Can it really be only six years since Mone and Barrowman
[her husband]
were granting “their first joint interview” to Hello! magazine, standing in formalwear in front of their Isle of Man McMansion – a Ferrari parked with gossamer insouciance just behind them, as if to say … well, as if to say GREETINGS, SHITHEADS – DID WE MENTION WE OWN A FERRARI? Again, it can. Readers of various outlets have since been invited inside the property, where decorative flourishes include a paved drive (sorry, but no) and an amphitheatre (actually hysterical). “I feel like I’m in a fairytale,” Michelle told the publication, “a beautiful dream I don’t ever want to wake up from.” Three years ago, as a belated second wedding present, she gifted Doug a gelding (I bet she did).

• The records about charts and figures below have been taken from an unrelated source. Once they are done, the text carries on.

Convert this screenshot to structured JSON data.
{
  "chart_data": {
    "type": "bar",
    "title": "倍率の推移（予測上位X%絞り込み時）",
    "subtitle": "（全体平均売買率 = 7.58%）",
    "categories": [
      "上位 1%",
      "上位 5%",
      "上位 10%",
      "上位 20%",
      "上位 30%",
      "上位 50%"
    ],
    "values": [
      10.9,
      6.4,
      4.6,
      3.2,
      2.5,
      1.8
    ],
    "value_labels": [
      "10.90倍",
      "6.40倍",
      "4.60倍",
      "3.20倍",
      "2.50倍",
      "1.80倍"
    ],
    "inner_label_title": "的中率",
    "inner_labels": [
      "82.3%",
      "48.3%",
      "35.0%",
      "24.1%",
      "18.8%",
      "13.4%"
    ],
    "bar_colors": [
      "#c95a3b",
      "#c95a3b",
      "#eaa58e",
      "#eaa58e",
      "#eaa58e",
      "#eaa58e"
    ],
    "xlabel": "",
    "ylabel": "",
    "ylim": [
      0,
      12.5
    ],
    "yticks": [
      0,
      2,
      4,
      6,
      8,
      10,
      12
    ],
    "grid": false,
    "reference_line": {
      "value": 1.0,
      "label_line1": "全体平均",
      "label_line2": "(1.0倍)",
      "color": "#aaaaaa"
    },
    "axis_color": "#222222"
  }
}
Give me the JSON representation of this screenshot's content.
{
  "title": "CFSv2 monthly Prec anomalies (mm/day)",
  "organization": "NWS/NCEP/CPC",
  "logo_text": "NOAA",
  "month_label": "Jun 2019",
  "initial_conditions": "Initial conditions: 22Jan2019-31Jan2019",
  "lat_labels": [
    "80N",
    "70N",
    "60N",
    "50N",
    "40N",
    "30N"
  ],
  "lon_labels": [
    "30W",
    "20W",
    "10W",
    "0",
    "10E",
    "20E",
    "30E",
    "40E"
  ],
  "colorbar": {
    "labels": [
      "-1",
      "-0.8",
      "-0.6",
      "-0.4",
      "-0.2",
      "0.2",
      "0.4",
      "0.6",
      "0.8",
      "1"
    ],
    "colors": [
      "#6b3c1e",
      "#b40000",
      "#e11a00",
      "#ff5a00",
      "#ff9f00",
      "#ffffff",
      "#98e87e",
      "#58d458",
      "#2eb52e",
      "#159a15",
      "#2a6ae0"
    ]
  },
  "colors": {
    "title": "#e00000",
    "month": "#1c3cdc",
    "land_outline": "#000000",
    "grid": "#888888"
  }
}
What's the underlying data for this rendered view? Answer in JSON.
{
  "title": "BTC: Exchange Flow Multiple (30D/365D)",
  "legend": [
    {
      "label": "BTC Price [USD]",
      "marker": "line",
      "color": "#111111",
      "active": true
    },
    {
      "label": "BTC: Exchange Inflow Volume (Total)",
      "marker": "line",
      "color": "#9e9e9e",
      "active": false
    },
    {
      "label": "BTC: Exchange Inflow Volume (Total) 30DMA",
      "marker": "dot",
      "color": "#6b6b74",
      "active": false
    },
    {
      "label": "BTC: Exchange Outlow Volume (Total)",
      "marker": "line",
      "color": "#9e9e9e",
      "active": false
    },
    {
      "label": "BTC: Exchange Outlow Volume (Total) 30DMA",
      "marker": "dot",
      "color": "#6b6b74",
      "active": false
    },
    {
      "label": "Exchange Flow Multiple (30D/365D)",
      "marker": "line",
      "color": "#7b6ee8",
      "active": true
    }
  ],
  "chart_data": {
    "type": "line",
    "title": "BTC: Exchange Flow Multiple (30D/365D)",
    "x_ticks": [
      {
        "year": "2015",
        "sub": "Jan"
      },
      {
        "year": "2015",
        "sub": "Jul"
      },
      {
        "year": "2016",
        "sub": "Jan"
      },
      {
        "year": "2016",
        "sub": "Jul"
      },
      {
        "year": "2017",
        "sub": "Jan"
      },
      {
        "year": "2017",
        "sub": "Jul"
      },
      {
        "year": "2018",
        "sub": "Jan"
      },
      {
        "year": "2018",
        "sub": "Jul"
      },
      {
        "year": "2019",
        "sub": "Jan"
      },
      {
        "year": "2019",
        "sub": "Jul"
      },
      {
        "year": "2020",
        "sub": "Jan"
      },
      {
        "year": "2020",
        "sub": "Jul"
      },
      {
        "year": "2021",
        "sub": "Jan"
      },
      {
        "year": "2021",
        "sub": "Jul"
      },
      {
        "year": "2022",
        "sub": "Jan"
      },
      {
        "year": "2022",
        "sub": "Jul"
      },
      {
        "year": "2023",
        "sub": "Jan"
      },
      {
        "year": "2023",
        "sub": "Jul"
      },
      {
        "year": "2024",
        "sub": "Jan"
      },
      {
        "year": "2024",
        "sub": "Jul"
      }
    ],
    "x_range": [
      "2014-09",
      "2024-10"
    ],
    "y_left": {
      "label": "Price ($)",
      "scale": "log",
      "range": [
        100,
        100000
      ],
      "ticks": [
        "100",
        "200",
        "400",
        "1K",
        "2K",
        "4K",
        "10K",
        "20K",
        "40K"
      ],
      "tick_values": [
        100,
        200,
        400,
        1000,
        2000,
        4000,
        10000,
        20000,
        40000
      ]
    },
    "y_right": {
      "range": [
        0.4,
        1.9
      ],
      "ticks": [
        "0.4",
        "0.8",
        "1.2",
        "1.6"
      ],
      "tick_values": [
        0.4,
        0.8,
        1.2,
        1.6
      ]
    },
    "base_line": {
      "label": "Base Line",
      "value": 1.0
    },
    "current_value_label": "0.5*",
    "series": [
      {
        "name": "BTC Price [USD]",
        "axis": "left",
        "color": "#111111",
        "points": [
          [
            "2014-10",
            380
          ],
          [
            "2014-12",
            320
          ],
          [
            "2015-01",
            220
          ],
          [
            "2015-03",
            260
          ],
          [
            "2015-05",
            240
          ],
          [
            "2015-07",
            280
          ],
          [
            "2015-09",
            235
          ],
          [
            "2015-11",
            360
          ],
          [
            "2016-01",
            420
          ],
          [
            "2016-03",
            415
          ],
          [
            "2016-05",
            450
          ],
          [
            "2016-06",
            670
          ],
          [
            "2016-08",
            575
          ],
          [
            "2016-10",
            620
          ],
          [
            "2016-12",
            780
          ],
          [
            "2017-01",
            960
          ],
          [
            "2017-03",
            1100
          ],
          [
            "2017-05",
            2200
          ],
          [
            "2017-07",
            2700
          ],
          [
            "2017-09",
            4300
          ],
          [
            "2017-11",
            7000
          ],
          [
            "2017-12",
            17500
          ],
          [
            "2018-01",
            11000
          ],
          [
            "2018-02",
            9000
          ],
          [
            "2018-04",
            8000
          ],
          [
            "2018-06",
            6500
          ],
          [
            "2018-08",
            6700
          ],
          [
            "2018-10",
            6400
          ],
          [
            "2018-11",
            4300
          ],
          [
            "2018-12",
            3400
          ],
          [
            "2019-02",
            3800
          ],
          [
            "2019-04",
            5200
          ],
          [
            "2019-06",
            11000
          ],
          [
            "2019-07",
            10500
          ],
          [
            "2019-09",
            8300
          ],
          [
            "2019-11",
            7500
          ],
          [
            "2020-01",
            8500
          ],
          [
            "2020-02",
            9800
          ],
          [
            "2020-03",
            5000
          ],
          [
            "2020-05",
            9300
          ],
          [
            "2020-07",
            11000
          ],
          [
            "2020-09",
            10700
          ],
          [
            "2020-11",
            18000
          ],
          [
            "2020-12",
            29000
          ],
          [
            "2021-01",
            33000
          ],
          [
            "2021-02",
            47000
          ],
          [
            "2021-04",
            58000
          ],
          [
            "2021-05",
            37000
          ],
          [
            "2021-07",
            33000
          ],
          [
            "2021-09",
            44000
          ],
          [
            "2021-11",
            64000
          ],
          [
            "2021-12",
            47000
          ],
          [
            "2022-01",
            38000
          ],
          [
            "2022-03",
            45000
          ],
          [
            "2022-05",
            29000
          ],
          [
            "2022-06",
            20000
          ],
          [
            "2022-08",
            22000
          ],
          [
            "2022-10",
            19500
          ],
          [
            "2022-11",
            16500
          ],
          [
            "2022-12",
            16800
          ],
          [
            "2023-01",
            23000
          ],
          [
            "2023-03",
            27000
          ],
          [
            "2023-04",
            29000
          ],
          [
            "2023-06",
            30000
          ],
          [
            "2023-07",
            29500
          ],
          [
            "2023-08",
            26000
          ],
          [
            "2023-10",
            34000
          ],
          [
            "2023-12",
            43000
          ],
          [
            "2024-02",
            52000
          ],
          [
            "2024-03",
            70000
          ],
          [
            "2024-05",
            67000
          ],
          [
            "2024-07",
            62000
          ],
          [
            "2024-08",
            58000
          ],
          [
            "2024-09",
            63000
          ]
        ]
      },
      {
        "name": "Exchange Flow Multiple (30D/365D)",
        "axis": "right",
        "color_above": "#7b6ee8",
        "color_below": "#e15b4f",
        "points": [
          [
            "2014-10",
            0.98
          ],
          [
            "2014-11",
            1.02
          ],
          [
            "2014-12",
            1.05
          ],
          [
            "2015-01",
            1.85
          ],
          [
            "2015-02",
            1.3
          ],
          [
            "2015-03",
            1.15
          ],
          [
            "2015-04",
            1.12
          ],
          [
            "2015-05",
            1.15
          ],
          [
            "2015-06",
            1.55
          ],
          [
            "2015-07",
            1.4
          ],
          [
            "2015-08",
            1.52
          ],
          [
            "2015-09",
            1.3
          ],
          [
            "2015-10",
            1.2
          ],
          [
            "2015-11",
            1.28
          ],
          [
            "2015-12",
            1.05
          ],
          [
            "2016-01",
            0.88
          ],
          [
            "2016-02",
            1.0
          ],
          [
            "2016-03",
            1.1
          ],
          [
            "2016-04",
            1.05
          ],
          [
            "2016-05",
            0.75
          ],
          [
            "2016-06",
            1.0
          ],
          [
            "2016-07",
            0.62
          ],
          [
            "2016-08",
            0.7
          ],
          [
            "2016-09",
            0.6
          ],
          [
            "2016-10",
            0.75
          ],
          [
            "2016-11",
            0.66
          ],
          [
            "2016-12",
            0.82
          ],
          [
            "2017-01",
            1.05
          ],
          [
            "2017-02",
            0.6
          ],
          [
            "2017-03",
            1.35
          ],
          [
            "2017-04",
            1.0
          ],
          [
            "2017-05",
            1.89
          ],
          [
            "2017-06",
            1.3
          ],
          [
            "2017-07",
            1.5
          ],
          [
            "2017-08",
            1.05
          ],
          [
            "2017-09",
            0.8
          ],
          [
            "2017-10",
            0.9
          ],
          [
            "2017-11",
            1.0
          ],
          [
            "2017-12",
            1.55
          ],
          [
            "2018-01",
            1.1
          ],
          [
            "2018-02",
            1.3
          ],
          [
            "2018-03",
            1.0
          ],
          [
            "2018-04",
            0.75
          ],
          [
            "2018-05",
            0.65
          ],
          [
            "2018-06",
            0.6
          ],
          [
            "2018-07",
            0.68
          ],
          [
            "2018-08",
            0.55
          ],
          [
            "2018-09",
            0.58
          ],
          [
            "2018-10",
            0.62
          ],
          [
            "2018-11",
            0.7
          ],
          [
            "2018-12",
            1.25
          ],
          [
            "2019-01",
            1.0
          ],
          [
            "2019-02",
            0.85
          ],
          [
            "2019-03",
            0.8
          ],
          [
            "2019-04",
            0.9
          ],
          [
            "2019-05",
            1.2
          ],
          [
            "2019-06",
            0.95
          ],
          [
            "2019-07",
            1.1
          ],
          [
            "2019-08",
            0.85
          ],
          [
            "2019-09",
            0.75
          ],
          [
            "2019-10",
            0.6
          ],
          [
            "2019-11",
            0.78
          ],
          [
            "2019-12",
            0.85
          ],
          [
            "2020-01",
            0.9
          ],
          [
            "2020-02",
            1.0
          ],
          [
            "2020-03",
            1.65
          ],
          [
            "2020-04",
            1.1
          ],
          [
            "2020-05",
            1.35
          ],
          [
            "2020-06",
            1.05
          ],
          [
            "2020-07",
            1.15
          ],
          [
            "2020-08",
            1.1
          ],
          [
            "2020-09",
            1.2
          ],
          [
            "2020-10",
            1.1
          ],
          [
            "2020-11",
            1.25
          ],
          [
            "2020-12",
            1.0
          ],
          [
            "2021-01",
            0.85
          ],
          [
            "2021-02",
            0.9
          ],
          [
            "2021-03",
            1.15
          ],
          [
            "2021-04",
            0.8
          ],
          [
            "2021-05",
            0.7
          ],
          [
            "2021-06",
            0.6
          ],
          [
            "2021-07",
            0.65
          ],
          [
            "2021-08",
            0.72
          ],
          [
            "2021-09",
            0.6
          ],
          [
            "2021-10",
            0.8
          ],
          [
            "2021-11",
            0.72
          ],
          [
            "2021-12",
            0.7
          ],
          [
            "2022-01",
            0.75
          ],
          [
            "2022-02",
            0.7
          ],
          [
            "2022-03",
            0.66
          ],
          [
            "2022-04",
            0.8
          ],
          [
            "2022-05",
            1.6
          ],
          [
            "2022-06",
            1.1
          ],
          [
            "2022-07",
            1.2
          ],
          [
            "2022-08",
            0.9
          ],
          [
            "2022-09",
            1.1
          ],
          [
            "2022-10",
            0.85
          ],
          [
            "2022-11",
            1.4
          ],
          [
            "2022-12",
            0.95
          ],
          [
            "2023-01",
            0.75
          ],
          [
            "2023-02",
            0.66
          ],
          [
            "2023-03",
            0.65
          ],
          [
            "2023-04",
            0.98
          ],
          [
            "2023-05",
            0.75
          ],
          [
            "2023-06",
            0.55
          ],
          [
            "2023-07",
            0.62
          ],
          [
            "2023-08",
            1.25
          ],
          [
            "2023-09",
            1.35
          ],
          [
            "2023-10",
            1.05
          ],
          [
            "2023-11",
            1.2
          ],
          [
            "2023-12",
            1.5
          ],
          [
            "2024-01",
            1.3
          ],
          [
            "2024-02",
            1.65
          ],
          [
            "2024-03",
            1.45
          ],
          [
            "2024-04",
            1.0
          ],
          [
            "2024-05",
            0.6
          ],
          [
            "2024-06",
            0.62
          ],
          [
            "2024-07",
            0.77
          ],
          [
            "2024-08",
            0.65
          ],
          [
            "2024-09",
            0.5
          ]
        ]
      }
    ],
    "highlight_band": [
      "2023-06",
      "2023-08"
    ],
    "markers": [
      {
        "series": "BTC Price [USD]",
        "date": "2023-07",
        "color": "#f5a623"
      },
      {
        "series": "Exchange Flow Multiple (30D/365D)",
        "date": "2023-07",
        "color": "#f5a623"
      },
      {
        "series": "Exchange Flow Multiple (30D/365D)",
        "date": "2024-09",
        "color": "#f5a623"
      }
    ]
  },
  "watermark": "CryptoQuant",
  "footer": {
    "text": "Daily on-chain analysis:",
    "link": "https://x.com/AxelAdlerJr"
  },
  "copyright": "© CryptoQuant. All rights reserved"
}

Great stuff. It’s also worth noting that it was the Guardian’s dogged journalism that finally lifted the stone on the gilded creep. Overseas readers may be intrigued that this dame is a Baroness — a member of the House of Lords (ennobled by the Tories, needless to say) — and therefore someone who has a say in the governance of the Disunited Kingdom. The best bit, though, has echoes of P,G. Woodhouse: Mone made her first fortune with a lingerie company and, according to Wikipedia, has other ventures including naturopathic ‘weight-loss’ pills, and a fake tan product via ‘Ultimo Beauty’.
Woodhouse fans will remember Roderick Spode, the amateur dictator and Leader of the Black Shorts movement, who in his spare time was the proprietor of a lingerie brand, Eulalie.
Errata
Ooops! Wednesday’s edition revealed that I am unable to tell doughnuts from bagels. My only excuse is that I don’t like doughnuts either. Thanks to Lisa Long for gently pointing out the error.